Part of the Hydrosphere.io project.
http://docs.hydrosphere.io
Apache License 2.0
3 stars 7 forks source link

Improve shadowing execution #28

Open KineticCookie opened 4 years ago

KineticCookie commented 4 years ago

Improve A/B execution by defining return value BEFORE execution happens.

Valenzione commented 4 years ago

I'll throw in a little bit more context to let this be a good-first-issue.

Hydro-serving is able to shadow data between multiple model variants in a serving application.

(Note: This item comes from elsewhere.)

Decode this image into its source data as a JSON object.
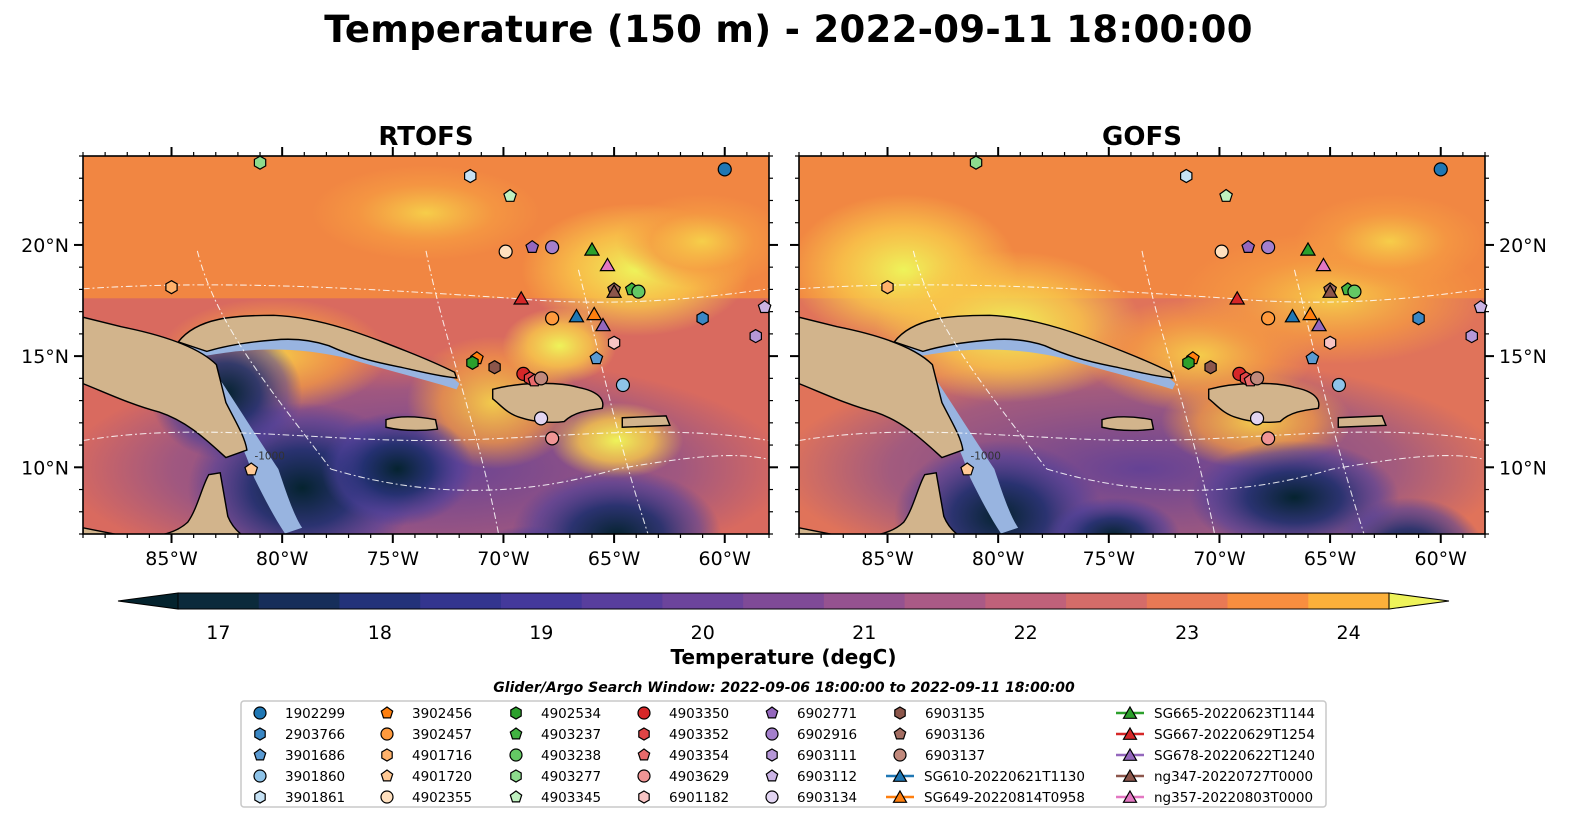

i.e. A 5% canary test can look like this

Application ‘A’
    |
    | - Variant 1: model ‘a’ version 1. weight=95
    | - Variant 2: model ‘a’ version 2. weight=5

How shadowing is done:

  1. Whenever a serving application endpoint receives a request it shadows received data to all model variants for processing.
  2. Only after all model variants produce outputs we choose an output from one of these models randomly, according to the weights associated with each of these model variants.

Thus, we shadow incoming data to all model variants but return output only from a single one.

Since we wait for all model variants to finish output calculation we are left with incorrect latency which is a maximum latency of all model variants.

To improve throughput and calculate latency properly per each model variant we need to stop waiting for all model variants to produce their outputs and choose the model which output will be returned before outputs are calculated.